The ca. 1904 building has had a heck of a history. It survived two huge fires and over 30 years with one of the fugliest metal coverings ever put on a heritage building. (For more about its history, see my Winnipeg Downtown Places post.)
In 2010 a company called Space2Work, owned by Mark and Shelley Buleziuk, purchased it and began a multi-million dollar restoration, bringing the building and its façade back to its former glory. After it reopened in 2012, it was listed as a Heritage Property by the city and won a Heritage Winnipeg Preservation Award.
At the June 19, 2014 Historical Buildings and Resources Committee meeting, the owners applied to have the building de-listed, which is the first step in demolishing a heritage property. The matter was held over to the July 17, 2014 meeting, (this Thursday at 3 pm).
So, what went wrong ? I contacted Space2Work to confirm stories that I'd heard, but they did not repsond. Presumably they will all come up at Thursday's hearing.
What I have heard from a couple of different people is that the major issue is an error made during renovations. Too much concrete was poured on each floor making them too heavy. (Whether this is a fatal flaw or just one that will cost a lot of money to repair and the owners would prefer to demolish than fix is what I was hoping to ask them.)
The time would be right for someone with vacant property on that stretch of Main to act. In early July CentreVenture announced that they want to perform a makeover to the area.
Late this afternoon, the Historical Buildings and Resources Committee met to discuss the owner's request to remove 272 Main Street from the city's Historical Resources List.
The item was introduced by a city staffer who said that during the renovations the reinforcement strategy for the building's floors failed due to "faulty workmanship" that made the building "currently unsafe to occupy." The owners are unable to sell the building with the current heritage listing, so are requesting that it be removed. (Note that the "d" word - demolish - was not used, though once de-listed the owners would be free to do what they wanted.)

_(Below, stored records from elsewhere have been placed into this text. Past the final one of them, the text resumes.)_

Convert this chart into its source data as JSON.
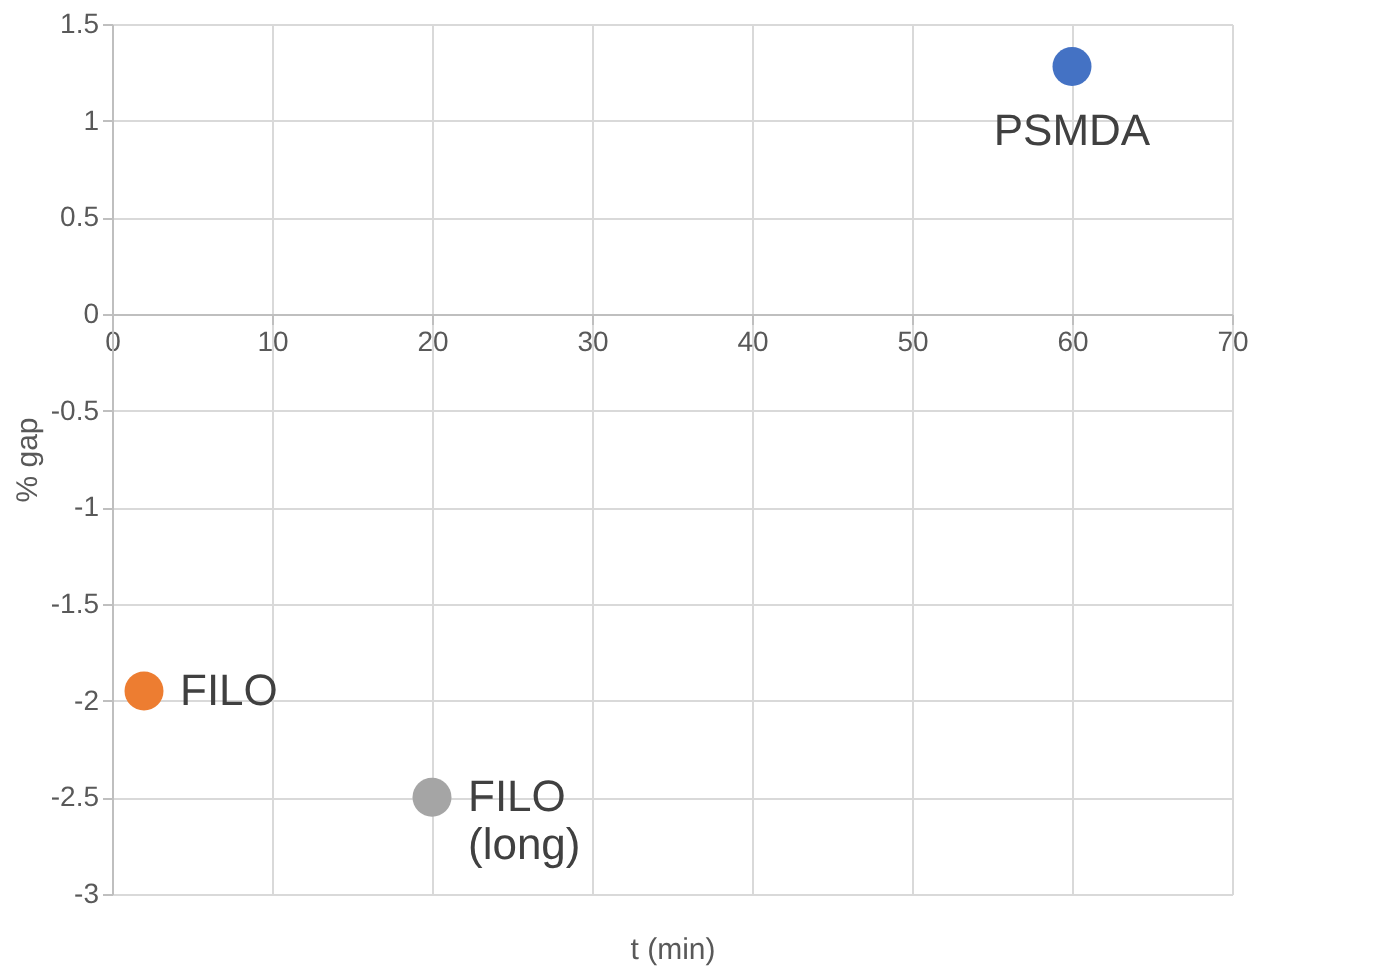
{
  "chart_data": {
    "type": "scatter",
    "xlabel": "t (min)",
    "ylabel": "% gap",
    "xlim": [
      0,
      70
    ],
    "xticks": [
      0,
      10,
      20,
      30,
      40,
      50,
      60,
      70
    ],
    "ylim": [
      -3,
      1.5
    ],
    "yticks": [
      -3,
      -2.5,
      -2,
      -1.5,
      -1,
      -0.5,
      0,
      0.5,
      1,
      1.5
    ],
    "grid": true,
    "legend": false,
    "marker": "circle",
    "series": [
      {
        "name": "PSMDA",
        "color": "#4472c4",
        "x": [
          60
        ],
        "values": [
          1.28
        ]
      },
      {
        "name": "FILO",
        "color": "#ed7d31",
        "x": [
          2
        ],
        "values": [
          -1.95
        ]
      },
      {
        "name": "FILO (long)",
        "color": "#a5a5a5",
        "x": [
          20
        ],
        "values": [
          -2.5
        ]
      }
    ]
  }
}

The owners, who were not in attendance, provided the committee with two engineering reports to support their claims about the condition of the building and what needed to be done to make it safe again. Reports that members of the public could not hear about.
Despite this being the newly revamped heritage committee that now meets in public in order to be more "open and transparent", as chairman Jenny Gerbasi noted in her welcoming remarks, the gallery was cleared so that the reports could be discussed in-camera. When pressed, Gerbasi said that this was at the request of the owner, as the content of the reports are part of a legal action. She also noted the clause in the in-camera bylaw that allows for this when legal action is underway.

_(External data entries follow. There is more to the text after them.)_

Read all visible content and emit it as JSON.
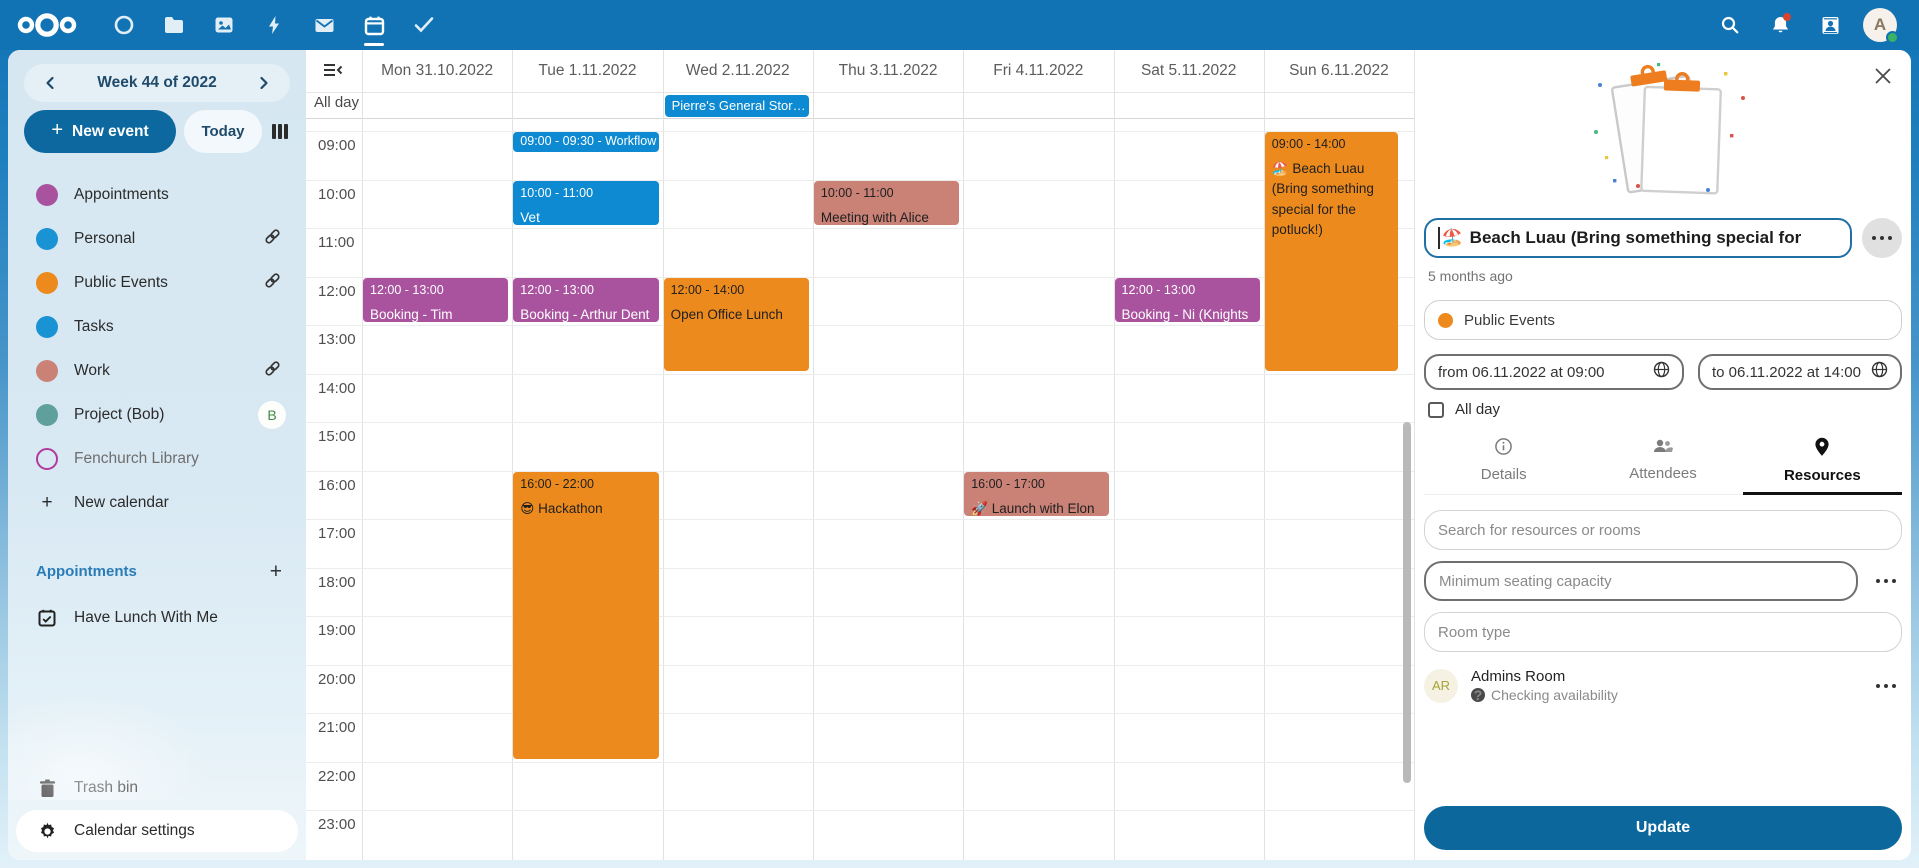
{
  "header": {
    "app_icons": [
      "dashboard",
      "files",
      "photos",
      "activity",
      "mail",
      "calendar",
      "tasks"
    ],
    "active_app": "calendar",
    "avatar_initial": "A",
    "brand_color": "#1173b4"
  },
  "sidebar": {
    "week_title": "Week 44 of 2022",
    "new_event_label": "New event",
    "today_label": "Today",
    "calendars": [
      {
        "name": "Appointments",
        "color": "#a9539f"
      },
      {
        "name": "Personal",
        "color": "#1a93d4",
        "shared": true
      },
      {
        "name": "Public Events",
        "color": "#ec8a1e",
        "shared": true
      },
      {
        "name": "Tasks",
        "color": "#1a93d4"
      },
      {
        "name": "Work",
        "color": "#ca8277",
        "shared": true
      },
      {
        "name": "Project (Bob)",
        "color": "#5f9f9c",
        "badge": "B"
      },
      {
        "name": "Fenchurch Library",
        "color": "#b23a9c",
        "outlined": true
      }
    ],
    "new_calendar_label": "New calendar",
    "appointments_heading": "Appointments",
    "appointment_items": [
      "Have Lunch With Me"
    ],
    "trash_label": "Trash bin",
    "settings_label": "Calendar settings"
  },
  "calendar": {
    "day_headers": [
      "Mon 31.10.2022",
      "Tue 1.11.2022",
      "Wed 2.11.2022",
      "Thu 3.11.2022",
      "Fri 4.11.2022",
      "Sat 5.11.2022",
      "Sun 6.11.2022"
    ],
    "all_day_label": "All day",
    "hours": [
      "09:00",
      "10:00",
      "11:00",
      "12:00",
      "13:00",
      "14:00",
      "15:00",
      "16:00",
      "17:00",
      "18:00",
      "19:00",
      "20:00",
      "21:00",
      "22:00",
      "23:00"
    ],
    "all_day_events": [
      {
        "day": 2,
        "title": "Pierre's General Stor…",
        "color": "blue"
      }
    ],
    "events": [
      {
        "day": 0,
        "start": "12:00",
        "end": "13:00",
        "time_label": "12:00 - 13:00",
        "title": "Booking - Tim (Wizard)",
        "color": "purple"
      },
      {
        "day": 1,
        "start": "09:00",
        "end": "09:30",
        "time_label": "09:00 - 09:30",
        "title": "Workflow",
        "color": "blue",
        "compact": true
      },
      {
        "day": 1,
        "start": "10:00",
        "end": "11:00",
        "time_label": "10:00 - 11:00",
        "title": "Vet",
        "color": "blue"
      },
      {
        "day": 1,
        "start": "12:00",
        "end": "13:00",
        "time_label": "12:00 - 13:00",
        "title": "Booking - Arthur Dent",
        "color": "purple"
      },
      {
        "day": 1,
        "start": "16:00",
        "end": "22:00",
        "time_label": "16:00 - 22:00",
        "title": "😎 Hackathon",
        "color": "orange"
      },
      {
        "day": 2,
        "start": "12:00",
        "end": "14:00",
        "time_label": "12:00 - 14:00",
        "title": "Open Office Lunch",
        "color": "orange"
      },
      {
        "day": 3,
        "start": "10:00",
        "end": "11:00",
        "time_label": "10:00 - 11:00",
        "title": "Meeting with Alice",
        "color": "salmon"
      },
      {
        "day": 4,
        "start": "16:00",
        "end": "17:00",
        "time_label": "16:00 - 17:00",
        "title": "🚀 Launch with Elon",
        "color": "salmon"
      },
      {
        "day": 5,
        "start": "12:00",
        "end": "13:00",
        "time_label": "12:00 - 13:00",
        "title": "Booking - Ni (Knights",
        "color": "purple"
      },
      {
        "day": 6,
        "start": "09:00",
        "end": "14:00",
        "time_label": "09:00 - 14:00",
        "title": "🏖️ Beach Luau (Bring something special for the potluck!)",
        "color": "orange"
      }
    ],
    "event_colors": {
      "blue": {
        "bg": "#0d8ad2",
        "fg": "#ffffff"
      },
      "purple": {
        "bg": "#a9539f",
        "fg": "#ffffff"
      },
      "orange": {
        "bg": "#ec8a1e",
        "fg": "#1f1f1f"
      },
      "salmon": {
        "bg": "#ca8277",
        "fg": "#1f1f1f"
      }
    }
  },
  "panel": {
    "title_emoji": "🏖️",
    "title": "Beach Luau (Bring something special for",
    "last_edited": "5 months ago",
    "calendar_select": "Public Events",
    "calendar_select_color": "#ec8a1e",
    "from_label": "from 06.11.2022 at 09:00",
    "to_label": "to 06.11.2022 at 14:00",
    "all_day_label": "All day",
    "tabs": [
      {
        "label": "Details"
      },
      {
        "label": "Attendees"
      },
      {
        "label": "Resources",
        "active": true
      }
    ],
    "search_placeholder": "Search for resources or rooms",
    "seating_placeholder": "Minimum seating capacity",
    "room_type_placeholder": "Room type",
    "resource": {
      "initials": "AR",
      "name": "Admins Room",
      "status": "Checking availability"
    },
    "update_label": "Update"
  }
}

The gallery was pretty thin. A reporter, me and two representatives from Heritage Winnipeg, who were against the de-listing. To paraphrase HW's Executive Director Cindy Tugwell, there is nothing that has happened in the two years since the building was listed to lessen its heritage or architectural significance. Items such as an owner's cash flow, botched repairs etc. should not have any impact on a building's status.
After readmission, the committee discussed the application. They were in agreement that regardless of the renovation problems, the architectural significance or character defining elements that led to the building being added to the list in 2012 have not changed, nor would they be changed if the necessary repairs are made.
In the end, they voted unanimously to keep the building on the list of historical resources.
This does not mean the end for this application. The Historical Buildings and Resources Committee is a subcommittee of the Standing Committee on Downtown Development, Heritage and Riverbank Management, to which the owners can appeal.